I moved out and bought a new home. A friend suggested I try CBD oil (cannabidiol) to help with physical and mental health issues. She had been using it and said it had stopped her joint pain. I decided to try it because even though I wasn’t getting abdominal pain from my gluten sensitivity, if I eat gluten I get inflammation in my joints. My hands and joints swell and are painful.

When I started taking the CBD oil, all of that went away. I was just amazed. I didn’t expect it to do much. My anxiety and depression started to decrease. I was able to decrease the dose of my antidepressant from 40 mg every day to 10 mg every second day. My skin is also clearer and I don’t have as much hair loss from stress as I used to.

I combine CBD oil and adult use cannabis and it helps balance me out emotionally as my brain heals from the trauma I’ve been through. I’m able to focus. My body feels better. It’s calming down my body from the inside out.

Every time I tell family members that I use CBD oil, I’m surprised how many of them say they do the same. My aunt had shoulder surgery and also lost her husband so she was dealing with depression.

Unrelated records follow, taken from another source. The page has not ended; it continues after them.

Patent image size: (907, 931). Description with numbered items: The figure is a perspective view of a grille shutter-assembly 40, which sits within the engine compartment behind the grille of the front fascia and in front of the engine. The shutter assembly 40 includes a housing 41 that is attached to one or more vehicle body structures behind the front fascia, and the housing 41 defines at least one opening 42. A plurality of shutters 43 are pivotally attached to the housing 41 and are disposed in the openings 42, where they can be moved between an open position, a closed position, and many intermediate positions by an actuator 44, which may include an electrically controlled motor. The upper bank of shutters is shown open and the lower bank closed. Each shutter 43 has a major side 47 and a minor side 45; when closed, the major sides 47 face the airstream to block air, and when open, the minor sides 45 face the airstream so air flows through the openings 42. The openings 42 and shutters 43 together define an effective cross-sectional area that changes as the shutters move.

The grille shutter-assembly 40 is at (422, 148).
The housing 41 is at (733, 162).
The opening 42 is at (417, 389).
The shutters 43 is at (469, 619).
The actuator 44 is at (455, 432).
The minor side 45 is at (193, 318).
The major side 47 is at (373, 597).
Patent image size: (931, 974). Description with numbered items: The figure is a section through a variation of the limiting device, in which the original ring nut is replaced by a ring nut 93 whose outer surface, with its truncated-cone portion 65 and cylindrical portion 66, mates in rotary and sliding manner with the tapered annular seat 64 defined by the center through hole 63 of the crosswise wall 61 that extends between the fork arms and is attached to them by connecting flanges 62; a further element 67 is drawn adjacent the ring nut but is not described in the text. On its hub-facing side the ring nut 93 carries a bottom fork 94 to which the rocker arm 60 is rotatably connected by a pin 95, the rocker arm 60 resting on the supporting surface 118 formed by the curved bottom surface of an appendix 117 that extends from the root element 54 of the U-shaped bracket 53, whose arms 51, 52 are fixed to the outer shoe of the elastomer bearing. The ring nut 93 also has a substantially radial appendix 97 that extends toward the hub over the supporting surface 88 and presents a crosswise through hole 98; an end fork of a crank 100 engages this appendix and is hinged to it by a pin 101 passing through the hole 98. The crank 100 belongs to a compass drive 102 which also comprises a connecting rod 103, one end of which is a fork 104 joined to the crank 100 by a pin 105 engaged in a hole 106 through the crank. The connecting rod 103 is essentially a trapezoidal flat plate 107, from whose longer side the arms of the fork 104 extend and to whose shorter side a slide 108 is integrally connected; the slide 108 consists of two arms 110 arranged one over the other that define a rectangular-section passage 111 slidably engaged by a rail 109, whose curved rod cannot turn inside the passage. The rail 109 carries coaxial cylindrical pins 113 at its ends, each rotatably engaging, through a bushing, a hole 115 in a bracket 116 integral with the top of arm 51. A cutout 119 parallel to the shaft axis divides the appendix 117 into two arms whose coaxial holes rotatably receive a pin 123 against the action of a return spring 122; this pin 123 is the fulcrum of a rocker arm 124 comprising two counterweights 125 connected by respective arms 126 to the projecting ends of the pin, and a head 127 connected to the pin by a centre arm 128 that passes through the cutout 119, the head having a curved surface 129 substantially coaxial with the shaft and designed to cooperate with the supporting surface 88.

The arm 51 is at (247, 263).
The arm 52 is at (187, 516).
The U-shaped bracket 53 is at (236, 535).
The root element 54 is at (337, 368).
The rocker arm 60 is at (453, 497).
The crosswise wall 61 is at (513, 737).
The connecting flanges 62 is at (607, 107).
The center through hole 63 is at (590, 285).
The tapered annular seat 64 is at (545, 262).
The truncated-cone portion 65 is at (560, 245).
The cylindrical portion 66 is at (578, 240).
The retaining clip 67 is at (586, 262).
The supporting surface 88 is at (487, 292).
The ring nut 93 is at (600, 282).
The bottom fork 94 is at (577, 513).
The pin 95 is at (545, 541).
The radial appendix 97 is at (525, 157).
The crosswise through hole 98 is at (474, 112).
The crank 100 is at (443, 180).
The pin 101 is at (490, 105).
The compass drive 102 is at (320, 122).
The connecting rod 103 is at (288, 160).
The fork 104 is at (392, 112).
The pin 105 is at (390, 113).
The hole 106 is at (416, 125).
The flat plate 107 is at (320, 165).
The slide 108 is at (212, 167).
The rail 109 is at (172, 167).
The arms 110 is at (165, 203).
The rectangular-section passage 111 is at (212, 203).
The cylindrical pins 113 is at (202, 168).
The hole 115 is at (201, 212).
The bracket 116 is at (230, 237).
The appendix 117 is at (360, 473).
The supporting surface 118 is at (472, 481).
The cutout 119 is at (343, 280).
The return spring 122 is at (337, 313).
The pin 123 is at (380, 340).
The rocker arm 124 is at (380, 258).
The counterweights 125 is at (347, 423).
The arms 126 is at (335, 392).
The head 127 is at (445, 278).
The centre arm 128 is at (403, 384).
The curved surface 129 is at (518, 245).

Her daughter suggested medical cannabis and it’s changed her life.  

My advice to anyone considering medical cannabis is don’t be afraid to talk to your healthcare provider. I was afraid of being judged by my primary care physician. That initial fear of being judged holds a lot of people back. I was able to talk to my naturopath. She fully supports the use of medical cannabis and wishes she could recommend it, but naturopaths aren’t one of the groups of healthcare providers who can do that under the current legislation.

Talking with her gave me the courage to talk to my primary care provider and take the steps to work towards getting my medical cannabis card. Initiating that conversation with your provider can lead you to a path where you have access to a medical cannabis dispensary so you can see what’s available and talk to a medical cannabis physician about what symptoms you’re experiencing and what can help. If you don’t feel comfortable talking to your primary care physician, that may be the wrong provider for you. They’re there to take care of you and your body and mind and should be open to treatments you would like to try.

Editor’s Note: This CBMD patient story has been written and submitted by an anonymous cannabis patient. CBMD has been released from any and all claims as to its content and is not responsible for any medical and/or clinical use claims.